Contexte et défis
Les turbulences autour du Real Madrid se multiplient et visent Arda Güler après les tensions avec Arbeloa et un accord controversé sur la Super League. Le jeune prodige voit son statut évoluer sans devenir titulaire régulier et il termine rarement les matchs sur le terrain.
Avec l’arrivée d’Arbeloa, Güler semble retrouver un peu de place, mais son influence demeure limitée et il n’est pas un joueur qui clôture les rencontres.
Dans un vestiaire où coexistent Mbappé, Vinícius, Bellingham, Carvajal et d’autres, l’impact d’Arda reste en deçà de ses attentes et de ce qu’il montre sur le terrain.
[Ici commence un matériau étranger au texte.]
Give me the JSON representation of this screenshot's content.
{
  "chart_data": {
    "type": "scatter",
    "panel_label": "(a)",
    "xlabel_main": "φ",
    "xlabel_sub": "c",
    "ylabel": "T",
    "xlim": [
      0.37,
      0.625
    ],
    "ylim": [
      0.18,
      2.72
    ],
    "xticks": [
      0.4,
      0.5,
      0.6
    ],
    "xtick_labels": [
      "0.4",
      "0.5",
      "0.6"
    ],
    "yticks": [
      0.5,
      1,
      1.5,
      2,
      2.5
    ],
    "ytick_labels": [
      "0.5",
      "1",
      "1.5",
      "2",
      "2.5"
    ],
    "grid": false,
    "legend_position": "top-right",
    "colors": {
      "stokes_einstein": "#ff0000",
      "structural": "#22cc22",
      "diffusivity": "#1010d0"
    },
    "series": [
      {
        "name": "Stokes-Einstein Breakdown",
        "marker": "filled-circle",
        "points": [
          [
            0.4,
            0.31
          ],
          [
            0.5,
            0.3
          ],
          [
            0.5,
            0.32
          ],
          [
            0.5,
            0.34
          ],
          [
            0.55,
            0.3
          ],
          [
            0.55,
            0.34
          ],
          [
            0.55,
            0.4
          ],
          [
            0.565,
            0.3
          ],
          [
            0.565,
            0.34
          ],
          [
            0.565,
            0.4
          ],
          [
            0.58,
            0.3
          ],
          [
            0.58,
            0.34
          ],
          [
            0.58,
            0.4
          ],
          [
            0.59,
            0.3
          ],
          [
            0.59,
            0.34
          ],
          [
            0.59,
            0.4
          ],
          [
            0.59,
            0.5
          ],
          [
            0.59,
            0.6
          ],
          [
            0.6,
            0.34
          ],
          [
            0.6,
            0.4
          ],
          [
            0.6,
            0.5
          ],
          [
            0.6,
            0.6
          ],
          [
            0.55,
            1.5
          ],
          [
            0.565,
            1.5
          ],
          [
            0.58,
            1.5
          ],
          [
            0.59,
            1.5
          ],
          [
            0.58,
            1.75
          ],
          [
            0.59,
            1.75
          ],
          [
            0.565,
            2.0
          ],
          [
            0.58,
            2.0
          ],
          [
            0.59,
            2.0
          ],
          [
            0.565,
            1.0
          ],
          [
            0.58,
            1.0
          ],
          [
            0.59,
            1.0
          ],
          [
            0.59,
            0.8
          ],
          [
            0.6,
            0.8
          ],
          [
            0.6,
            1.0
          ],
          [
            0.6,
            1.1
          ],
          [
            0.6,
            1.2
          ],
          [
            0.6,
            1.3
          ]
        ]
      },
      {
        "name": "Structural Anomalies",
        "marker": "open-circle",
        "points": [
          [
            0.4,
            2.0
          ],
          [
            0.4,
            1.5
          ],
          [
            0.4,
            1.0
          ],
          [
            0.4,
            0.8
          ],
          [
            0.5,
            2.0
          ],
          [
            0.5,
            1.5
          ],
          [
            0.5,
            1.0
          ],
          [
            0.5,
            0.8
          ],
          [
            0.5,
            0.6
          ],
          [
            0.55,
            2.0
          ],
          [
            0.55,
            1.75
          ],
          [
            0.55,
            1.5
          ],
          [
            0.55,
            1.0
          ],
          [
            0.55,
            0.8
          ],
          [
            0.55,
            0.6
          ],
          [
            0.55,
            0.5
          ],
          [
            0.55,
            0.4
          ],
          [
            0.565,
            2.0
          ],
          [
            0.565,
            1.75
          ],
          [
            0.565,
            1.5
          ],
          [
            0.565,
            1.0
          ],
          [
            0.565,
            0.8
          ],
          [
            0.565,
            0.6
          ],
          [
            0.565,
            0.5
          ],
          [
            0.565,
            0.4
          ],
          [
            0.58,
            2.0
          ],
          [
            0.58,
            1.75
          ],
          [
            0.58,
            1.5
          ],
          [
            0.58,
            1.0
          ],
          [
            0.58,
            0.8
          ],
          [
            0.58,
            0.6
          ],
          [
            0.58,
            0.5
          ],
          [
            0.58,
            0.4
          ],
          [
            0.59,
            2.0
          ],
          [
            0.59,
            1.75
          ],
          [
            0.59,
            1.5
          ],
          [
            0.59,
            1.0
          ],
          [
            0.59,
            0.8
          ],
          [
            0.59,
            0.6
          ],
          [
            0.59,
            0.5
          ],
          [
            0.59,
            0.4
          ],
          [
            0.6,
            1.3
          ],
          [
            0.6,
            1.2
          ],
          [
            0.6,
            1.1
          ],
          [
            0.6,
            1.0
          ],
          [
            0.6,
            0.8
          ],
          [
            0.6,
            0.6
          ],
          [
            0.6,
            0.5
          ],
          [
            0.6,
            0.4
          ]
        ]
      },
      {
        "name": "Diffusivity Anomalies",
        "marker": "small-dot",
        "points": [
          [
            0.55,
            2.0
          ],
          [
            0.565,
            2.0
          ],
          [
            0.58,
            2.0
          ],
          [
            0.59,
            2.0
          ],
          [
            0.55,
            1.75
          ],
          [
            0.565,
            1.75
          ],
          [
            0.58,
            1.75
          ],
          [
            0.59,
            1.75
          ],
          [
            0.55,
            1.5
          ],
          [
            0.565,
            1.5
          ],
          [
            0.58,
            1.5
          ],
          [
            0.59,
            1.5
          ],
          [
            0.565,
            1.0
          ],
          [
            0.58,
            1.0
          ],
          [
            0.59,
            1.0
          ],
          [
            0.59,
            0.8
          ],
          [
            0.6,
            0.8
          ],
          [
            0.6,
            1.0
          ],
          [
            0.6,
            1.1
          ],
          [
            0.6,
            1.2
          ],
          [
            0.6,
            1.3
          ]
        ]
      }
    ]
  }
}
Des proches confirment que sa situation n’est pas idéale, et des allégations de harcèlement émergent. Selon Serhat Bekmezci, son premier entraîneur turc, Arda serait victime de pressions et de harcèlement.
Bekmezci affirme, selon des propos relayés par Sport, que « bien que le Real Madrid soit un club prestigieux, Arda subit du harcèlement. Il ne s’en plaint pas, mais il savait que cela arriverait. Je l’ai conseillé de rester patient. Le harcèlement vient des joueurs. Il existe un groupe qui ne l’a pas accepté ; malheureusement, ce sont des joueurs fiers. »
Ces déclarations alimentent la controverse et suggèrent un vestiaire loin de la tranquillité qu’on attend d’un club aussi emblématique.
Bekmezci ajoute que Klopp a laissé entendre que certains joueurs devraient partir pour permettre à Güler de progresser; Alonso est parti pour les mêmes raisons. Arda reste patient, mais il a clairement posé la question: « Pourquoi moi ? Pourquoi devrais-je partir ? »
Pour conclure: Arda Güler semble mécontent du chemin de sa saison. Titulaire sous la houlette de l’entraîneur, son rôle a diminué après le retour de Bellingham et face à l’émergence de la concurrence… la rancoeur et l’orgueil sont évoqués.
Punchline snipers: Quand les rumeurs tirent, mieux vaut être rapide: Güler esquive les balles de la presse… et il reste debout pour le prochain duel. Et si le vestiaire était un stand de tir, certains journalistes auraient déjà franchi la corde, mais pas les joueurs qui comptent vraiment le score.